To jam or not to jam
I first met Howard Melamed in 2005 during the APCO show in Denver. He was already deep into his one-man crusade to urge the FCC to allow public safety to use jamming devices to ward off the dangers of cell-phone-triggered explosives.
The CEO and president of CellAntenna was quite passionate and spoke seemingly a million words a minute during our meeting, stressing that improvised explosive devices (IEDs) were the weapon of choice among terrorists. Three years later, his passion hasn’t waned, despite the fact that he can’t get the FCC to see his point of view.
It’s illegal to use any radio-frequency jamming equipment by private and public organizations. The law has been in place since 1934. CellAntenna mounted a judicial challenge to the constitutionality of the law in 2005, seeking to allow the use of cellular jamming equipment by state and local governments and first responders. It was unsuccessful as the court said it didn’t have jurisdiction. CellAntenna has now filed for a petition for rulemaking with the FCC to allow state and local governments to use jamming equipment.
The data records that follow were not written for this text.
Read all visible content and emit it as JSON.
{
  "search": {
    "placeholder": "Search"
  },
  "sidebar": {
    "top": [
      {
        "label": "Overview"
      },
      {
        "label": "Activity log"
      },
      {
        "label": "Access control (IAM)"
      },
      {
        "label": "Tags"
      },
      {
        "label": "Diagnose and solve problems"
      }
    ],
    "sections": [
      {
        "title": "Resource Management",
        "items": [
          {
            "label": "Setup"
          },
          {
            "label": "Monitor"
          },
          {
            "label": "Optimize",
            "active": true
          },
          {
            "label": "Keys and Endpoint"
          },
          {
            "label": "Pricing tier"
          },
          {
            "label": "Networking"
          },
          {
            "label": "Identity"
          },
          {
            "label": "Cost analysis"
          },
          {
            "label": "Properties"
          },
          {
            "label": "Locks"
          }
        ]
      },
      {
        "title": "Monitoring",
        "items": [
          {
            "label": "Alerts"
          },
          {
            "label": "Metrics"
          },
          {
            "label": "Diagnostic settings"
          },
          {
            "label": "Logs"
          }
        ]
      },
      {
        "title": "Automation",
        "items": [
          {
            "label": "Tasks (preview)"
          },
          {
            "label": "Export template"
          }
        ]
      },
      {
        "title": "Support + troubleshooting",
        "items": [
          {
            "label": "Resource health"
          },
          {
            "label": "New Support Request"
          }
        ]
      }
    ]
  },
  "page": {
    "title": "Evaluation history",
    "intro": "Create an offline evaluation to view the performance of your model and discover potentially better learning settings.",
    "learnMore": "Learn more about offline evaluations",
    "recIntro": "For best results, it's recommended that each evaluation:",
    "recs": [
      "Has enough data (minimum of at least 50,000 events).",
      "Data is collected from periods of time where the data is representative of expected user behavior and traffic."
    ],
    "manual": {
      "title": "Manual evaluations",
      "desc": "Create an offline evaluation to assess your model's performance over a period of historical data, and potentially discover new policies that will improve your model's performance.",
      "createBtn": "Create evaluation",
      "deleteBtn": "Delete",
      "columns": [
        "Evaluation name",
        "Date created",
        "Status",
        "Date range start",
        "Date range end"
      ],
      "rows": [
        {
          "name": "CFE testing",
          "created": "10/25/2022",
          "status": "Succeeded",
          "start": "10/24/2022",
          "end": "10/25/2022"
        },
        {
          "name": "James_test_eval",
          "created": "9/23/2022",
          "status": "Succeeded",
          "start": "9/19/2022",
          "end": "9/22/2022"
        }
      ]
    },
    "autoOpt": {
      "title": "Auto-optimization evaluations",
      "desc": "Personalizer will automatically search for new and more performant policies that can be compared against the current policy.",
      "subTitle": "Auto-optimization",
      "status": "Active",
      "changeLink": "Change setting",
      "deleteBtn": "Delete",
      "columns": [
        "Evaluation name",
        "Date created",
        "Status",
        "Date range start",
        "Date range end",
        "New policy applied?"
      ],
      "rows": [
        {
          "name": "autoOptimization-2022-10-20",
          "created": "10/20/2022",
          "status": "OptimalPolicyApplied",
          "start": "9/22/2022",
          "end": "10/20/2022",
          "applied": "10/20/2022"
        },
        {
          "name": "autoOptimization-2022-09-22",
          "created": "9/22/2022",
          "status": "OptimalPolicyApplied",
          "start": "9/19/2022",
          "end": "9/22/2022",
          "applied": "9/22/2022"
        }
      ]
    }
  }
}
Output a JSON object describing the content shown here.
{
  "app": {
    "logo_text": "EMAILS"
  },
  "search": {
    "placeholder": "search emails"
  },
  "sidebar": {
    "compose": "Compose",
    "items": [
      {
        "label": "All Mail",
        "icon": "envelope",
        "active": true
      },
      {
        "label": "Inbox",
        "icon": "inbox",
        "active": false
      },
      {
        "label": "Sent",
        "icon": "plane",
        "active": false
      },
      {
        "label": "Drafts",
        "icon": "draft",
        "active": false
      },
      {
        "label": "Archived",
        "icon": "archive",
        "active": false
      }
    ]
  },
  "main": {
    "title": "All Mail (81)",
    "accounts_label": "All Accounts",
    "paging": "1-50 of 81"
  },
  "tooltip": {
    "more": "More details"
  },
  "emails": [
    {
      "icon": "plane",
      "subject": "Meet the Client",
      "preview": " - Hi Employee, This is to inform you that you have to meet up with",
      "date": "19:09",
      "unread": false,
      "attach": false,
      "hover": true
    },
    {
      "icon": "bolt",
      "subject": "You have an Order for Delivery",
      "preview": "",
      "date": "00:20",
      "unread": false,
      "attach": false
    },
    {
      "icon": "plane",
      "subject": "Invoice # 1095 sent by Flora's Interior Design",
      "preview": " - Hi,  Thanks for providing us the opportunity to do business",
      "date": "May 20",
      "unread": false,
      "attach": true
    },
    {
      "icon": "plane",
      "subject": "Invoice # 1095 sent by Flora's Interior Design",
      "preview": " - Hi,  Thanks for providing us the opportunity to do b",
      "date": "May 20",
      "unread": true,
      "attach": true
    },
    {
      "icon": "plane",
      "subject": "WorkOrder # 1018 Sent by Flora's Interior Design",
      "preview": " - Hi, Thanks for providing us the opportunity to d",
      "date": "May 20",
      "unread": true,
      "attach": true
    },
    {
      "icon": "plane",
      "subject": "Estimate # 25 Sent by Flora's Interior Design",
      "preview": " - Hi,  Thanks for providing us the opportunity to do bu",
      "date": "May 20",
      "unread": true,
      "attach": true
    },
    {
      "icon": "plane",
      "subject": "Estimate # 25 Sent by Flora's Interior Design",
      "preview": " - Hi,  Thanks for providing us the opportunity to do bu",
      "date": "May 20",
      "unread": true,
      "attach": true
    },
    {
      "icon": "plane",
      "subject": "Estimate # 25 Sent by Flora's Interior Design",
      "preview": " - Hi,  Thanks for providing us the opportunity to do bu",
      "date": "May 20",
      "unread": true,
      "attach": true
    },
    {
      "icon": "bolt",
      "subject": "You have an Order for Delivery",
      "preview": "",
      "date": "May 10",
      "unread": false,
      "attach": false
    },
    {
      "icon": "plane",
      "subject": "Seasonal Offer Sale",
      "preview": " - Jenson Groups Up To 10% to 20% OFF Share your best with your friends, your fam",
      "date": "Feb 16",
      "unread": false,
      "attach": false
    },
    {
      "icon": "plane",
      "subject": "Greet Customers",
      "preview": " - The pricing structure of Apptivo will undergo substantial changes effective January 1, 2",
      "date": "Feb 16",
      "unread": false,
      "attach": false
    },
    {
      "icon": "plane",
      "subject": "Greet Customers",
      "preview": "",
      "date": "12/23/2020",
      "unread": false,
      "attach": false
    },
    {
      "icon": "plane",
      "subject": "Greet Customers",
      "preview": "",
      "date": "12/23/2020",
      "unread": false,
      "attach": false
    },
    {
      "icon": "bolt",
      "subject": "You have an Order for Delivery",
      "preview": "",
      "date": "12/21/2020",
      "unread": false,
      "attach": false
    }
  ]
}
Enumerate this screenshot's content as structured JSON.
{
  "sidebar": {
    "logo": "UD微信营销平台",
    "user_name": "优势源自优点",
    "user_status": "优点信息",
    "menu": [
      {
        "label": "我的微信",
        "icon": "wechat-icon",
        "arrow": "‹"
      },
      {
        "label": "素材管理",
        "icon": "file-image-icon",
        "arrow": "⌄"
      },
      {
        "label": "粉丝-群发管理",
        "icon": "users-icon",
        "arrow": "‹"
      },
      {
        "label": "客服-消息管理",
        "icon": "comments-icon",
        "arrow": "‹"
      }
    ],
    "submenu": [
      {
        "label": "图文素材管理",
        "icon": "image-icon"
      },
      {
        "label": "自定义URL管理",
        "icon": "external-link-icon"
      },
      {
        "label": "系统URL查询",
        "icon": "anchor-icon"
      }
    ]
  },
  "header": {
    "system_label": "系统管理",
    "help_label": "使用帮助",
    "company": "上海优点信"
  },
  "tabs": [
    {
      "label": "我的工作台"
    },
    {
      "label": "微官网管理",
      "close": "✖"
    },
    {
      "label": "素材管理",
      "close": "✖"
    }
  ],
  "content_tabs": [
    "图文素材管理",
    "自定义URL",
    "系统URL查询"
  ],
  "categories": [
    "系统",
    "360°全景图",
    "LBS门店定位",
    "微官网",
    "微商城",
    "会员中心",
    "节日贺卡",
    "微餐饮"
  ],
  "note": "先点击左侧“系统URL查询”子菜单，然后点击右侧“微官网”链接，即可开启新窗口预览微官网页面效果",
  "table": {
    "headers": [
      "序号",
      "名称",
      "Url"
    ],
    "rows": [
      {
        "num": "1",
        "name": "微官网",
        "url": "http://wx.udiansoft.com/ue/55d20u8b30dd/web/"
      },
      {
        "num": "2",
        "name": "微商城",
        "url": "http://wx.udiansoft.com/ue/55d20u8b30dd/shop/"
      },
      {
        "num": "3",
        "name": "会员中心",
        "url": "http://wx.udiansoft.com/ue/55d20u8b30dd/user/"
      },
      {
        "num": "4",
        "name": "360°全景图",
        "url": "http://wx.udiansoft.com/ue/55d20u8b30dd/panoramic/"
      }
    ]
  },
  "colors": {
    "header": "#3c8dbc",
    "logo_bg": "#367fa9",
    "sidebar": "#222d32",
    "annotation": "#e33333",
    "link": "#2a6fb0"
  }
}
Public-safety groups have filed petitions with the FCC over the matter too, including the GEO Group, which manages prisons around the country. It wants the FCC to allow state and local prisons to jam cell phone signals. Apparently cell phone smuggling in prisons has become a growing problem as criminals use them to traffic drugs, arrange murders or just gab for hours. Most recently, a Texas death row inmate used an illegal cell phone to threaten state Sen. John Whitmire, D-Houston, the chairman of the Senate Criminal Justice Committee, which oversees prison operations.
The Cellular Telecommunications & Internet Association (CTIA) opposes the idea of cell-phone jamming, saying the practice would have unintended implications, such as jamming up 911 calls and of course disrupting cell-phone signals for millions of customers which in turn could disrupt the businesses of the mobile-phone operators they represent.
Yet on Friday, Melamed and company plan to demonstrate CellAntenna’s jamming technology at a South Carolina prison, risking enforcement action by the FCC that could include $16,000 a day in fines. CTIA is urging the government to put a stop to the event. CellAntenna insists that its jamming technology has the ability to disable communications only within a certain area, without jamming signals of nearby users.
The reality is that the issue can’t be ignored. As cell phones continue to proliferate, so will the ways they can threaten the public’s safety, as well as those sworn to serve and protect. The FCC claims it doesn’t have the authority to grant waivers to state and local entities, only to federal agencies and only in extreme cases when the public is in imminent danger. Will it take an act of Congress?
All I know is that it’s time to begin exploring ways public safety can stop nefarious uses of cell phones, whether that’s cell-phone jamming or other technology such one promoted by Tecore Networks. It has developed selective call processing that restricts calls by differentiating user groups and enabling policies for each.
The wireless industry is full of intelligent folks. It shouldn’t be impossible to come up with solutions that don’t harm legitimate uses of cell phones. They just need the freedom to do so.